A micro-sized biosensor is formed using integrated-optic channel waveguides in a Mach- Zehnder interferometer configuration. The device measures refractive index changes on the waveguide surface, so it is called a biorefractometer. With an appropriate overlay or selective coating, the sensor can monitor proteins in blood or pollutants and bio-warfare agents in water. The waveguides are fabricated in a glass substrate using potassium ion exchange. A patterned glass buffer layer defines the interferometers sensing and reference arms. A silicone-rubber cell arrangement brings sample analytes into contact with proteins immobilized on the integrated-optical waveguide surface. Data obtained for antigen-antibody binding of the proteins human Immunoglobulin-G and staph enterotoxin-B indicate that a 50 - 100 ng/ml concentration levels can be measured in less than ten minutes.

Integrated optic device for biochemical sensing

A novel immunosensor concept monitors antigen-antibody binding on the surface of a planar single-mode waveguide. The concept can be used as the basis for a label-free homogeneous immunoassay because only changes in the thickness and refractive index of the antigen-antibody layer are monitored by observing small changes in the effective index of the waveguide. BSA +anti- BSA binding was examined theoretically using a four-layer model and effective index measurements were obtained which agreed with the calculated values. Analysis indicated that the small effective index changes can possibly be measured with high sensitivity and at low cost using an integrated optic interferometer format.

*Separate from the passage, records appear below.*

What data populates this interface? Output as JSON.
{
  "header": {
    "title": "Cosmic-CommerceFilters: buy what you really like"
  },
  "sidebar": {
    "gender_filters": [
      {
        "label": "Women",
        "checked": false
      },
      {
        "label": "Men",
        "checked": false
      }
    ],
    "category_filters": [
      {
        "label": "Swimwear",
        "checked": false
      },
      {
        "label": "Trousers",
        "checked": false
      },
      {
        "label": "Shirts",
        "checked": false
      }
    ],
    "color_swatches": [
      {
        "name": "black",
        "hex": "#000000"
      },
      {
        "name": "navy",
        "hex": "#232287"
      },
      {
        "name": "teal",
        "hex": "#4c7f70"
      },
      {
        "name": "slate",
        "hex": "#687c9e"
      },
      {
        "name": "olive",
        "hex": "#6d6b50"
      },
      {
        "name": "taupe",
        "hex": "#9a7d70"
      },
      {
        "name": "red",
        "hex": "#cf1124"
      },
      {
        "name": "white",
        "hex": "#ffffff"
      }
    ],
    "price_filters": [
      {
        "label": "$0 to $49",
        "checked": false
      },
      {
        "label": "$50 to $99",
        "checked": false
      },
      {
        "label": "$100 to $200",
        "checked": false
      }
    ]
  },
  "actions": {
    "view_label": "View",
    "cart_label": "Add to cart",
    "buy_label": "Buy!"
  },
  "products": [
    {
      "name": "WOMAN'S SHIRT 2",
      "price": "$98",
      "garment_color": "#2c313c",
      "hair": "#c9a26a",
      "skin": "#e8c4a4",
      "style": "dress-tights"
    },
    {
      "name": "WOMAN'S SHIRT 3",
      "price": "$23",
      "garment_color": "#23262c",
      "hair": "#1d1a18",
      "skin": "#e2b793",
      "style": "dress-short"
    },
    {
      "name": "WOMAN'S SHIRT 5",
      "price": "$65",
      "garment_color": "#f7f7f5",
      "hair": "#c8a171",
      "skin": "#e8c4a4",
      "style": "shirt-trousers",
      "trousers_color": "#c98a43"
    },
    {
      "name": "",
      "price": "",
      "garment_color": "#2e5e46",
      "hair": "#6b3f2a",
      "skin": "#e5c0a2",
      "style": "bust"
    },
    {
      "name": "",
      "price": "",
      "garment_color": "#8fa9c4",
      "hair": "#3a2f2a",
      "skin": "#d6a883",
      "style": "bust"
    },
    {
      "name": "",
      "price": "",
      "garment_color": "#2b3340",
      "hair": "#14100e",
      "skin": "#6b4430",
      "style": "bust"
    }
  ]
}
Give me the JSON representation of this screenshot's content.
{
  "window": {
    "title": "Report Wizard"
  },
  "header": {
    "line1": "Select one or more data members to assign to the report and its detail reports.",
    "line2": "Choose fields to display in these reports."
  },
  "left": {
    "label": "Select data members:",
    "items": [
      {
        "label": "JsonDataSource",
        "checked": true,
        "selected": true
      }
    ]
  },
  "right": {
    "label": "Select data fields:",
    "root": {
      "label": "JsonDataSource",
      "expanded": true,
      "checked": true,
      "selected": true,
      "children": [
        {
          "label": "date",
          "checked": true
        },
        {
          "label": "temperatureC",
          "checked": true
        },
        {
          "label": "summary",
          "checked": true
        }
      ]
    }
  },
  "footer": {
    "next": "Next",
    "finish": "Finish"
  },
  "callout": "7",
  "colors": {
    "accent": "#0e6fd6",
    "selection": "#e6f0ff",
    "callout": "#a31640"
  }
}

High spatial resolution distributed fiber optic temperature sensor

A distributed fiber optic temperature sensing system was developed which consisted of a high-resolution optical time domain reflectometer (OTOR) and a special optical fiber sensor. Several 1 kilometer lengths of prototype sensing fibers were formed by coating a modified, ultraviolet light curable polymer cladding material onto a core glass during fiber production. By monitoring changes in Rayleigh backscattered light from the fiber; local temperature changes were measured along the fiber length. A demonstration system was assembled with a 20 meter sensing fiber and extensive data were collected. These measurements indicated that hot spots as small as 10 cm could be detected over a temperature range of 0 to 150°C with a measurement accuracy of ±°C

Integrated optic immunoassay for virus detection

An integrated optic refractometer device was developed to perform a rapid one-step, label-free immunoassay. The device measures refractive index changes at the surface of a planar waveguide using interferometry. Antibodies were applied to the waveguide surface to provide a bioselective coating for detecting and quantifying a specific antigen of interest. The detection limit of this biosensor was determined for adenovirus as a model for other viral analytes of military, medical, and environmental interest. As binding of the antigen occurred on the sensor surface, a time-dependent phase shift of the helium-neon laser light beam was detected and was measured over a 10-minute time period. Adenovirus was detected at levels of 250 - 2500 viral particles/ml. This detection limit was obtained for a mono-layer of antibody attached to the sensor. Use of a high-density, multi-layer antibody coating approach resulted in improved detection limits for bacteria and protein analytes of general interest.